We went shopping earlier this week and bought a few outfits in yellow.  Looking through what we had, there was a LOT of pink.  So now we have some neutral colors just in case we get the "boy" call and we do not want to freak him out.  It was exciting walking around the racks of clothes and dreaming of our baby wearing this or sleeping in that.  I never thought I would be able to say that!

Next month is Allie's 2nd birthday.  Still not sure how we want to commemorate that.  It's on a Monday and Gary and I are saving all our vacation time for when a baby comes.  I have one vacation day left from last year, though, so I am going to use it.  Not sure what I will do - most likely wait for Gary to get home so we can have a little party of our own.  Maybe go to the park and visit her tree.  Maybe set off some sky lanterns that Gary's dad gave us.  Whatever we decide, I am sure it will be right for us.  Just right for her.

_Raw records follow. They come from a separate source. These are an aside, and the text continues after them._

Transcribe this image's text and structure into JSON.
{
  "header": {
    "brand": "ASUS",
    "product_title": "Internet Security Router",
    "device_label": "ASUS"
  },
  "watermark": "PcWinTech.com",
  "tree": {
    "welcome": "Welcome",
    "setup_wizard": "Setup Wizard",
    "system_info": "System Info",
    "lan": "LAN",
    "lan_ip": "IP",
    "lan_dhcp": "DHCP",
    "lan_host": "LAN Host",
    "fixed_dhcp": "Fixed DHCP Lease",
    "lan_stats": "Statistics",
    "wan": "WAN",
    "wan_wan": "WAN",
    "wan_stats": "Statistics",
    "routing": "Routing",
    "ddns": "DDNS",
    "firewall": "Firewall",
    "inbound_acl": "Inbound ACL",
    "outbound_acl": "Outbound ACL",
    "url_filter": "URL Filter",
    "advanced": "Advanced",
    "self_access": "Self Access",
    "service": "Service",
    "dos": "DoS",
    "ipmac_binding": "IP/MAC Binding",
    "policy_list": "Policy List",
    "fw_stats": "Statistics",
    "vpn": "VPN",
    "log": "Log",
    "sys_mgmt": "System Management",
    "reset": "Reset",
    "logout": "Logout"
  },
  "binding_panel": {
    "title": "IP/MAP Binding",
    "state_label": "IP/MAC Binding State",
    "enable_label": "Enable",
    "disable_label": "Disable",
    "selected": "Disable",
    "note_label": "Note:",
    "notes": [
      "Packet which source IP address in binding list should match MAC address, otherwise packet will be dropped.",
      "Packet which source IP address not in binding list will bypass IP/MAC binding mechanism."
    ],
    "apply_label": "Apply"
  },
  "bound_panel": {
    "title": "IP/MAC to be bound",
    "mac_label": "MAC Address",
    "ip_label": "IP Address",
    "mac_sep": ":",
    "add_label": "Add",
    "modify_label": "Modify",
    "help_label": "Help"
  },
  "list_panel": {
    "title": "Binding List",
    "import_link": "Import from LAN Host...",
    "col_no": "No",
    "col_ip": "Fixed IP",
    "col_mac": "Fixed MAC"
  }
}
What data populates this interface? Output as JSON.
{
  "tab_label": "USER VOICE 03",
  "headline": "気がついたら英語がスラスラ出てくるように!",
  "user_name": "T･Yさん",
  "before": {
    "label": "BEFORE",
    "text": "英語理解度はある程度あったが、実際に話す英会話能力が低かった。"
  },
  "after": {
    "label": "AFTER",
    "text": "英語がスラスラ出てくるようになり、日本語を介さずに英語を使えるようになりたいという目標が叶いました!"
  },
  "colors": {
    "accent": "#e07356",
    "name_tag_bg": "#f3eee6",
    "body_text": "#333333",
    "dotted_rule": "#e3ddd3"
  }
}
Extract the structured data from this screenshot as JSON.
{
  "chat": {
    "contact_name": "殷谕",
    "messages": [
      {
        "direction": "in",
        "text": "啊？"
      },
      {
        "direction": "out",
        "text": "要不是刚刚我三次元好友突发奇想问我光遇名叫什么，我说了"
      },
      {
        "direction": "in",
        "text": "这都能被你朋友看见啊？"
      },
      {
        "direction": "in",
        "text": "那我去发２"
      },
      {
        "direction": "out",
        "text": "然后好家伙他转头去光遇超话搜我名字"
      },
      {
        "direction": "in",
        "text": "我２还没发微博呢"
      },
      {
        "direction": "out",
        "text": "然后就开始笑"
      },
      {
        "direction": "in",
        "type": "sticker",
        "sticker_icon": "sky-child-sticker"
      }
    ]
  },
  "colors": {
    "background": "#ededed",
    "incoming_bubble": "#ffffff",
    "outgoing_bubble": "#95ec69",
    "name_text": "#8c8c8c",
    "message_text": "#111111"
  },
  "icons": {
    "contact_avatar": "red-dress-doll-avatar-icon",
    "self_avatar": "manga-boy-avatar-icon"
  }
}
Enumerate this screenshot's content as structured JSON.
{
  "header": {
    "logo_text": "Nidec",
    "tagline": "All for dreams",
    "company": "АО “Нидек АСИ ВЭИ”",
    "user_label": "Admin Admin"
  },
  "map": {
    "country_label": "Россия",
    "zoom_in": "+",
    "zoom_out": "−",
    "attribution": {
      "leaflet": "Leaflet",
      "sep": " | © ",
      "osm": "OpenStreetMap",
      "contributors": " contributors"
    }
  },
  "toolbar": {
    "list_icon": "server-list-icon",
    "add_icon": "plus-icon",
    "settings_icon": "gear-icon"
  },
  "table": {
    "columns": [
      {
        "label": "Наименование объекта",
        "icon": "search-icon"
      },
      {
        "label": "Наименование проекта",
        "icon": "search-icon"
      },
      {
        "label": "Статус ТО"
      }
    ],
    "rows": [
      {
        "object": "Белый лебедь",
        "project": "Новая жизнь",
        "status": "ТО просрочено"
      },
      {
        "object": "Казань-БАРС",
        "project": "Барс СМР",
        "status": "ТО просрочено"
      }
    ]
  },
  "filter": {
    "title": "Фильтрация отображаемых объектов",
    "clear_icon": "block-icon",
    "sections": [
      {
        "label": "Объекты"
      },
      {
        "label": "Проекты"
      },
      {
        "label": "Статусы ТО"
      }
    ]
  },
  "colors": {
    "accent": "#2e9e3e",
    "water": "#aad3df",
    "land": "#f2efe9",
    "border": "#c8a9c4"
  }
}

My longing for my daughter has changed...I still wonder how it is that she is not here with us, but I think I may be starting to accept her absence in a way I never did before.  The last time we went to grief counseling, we realized that Gary and I were both in the same mind set.  I think, after almost 2 years, we are finally ready to "graduate" from grief counseling.  We will, of course, still keep our counselor on stand-by as she has been so valuable to us and so instrumental in our healing and we are not ready to say goodbye to her forever.  But we can say goodbye for now.   It's time.

We have been getting some feedback from our social worker and it's all positive.  We received our video this week and it's pretty cool.  I think it accurately depicts who we are and the parents we want to be.  Now we just need to get the call.    The call that is going to change our lives.  I can't wait.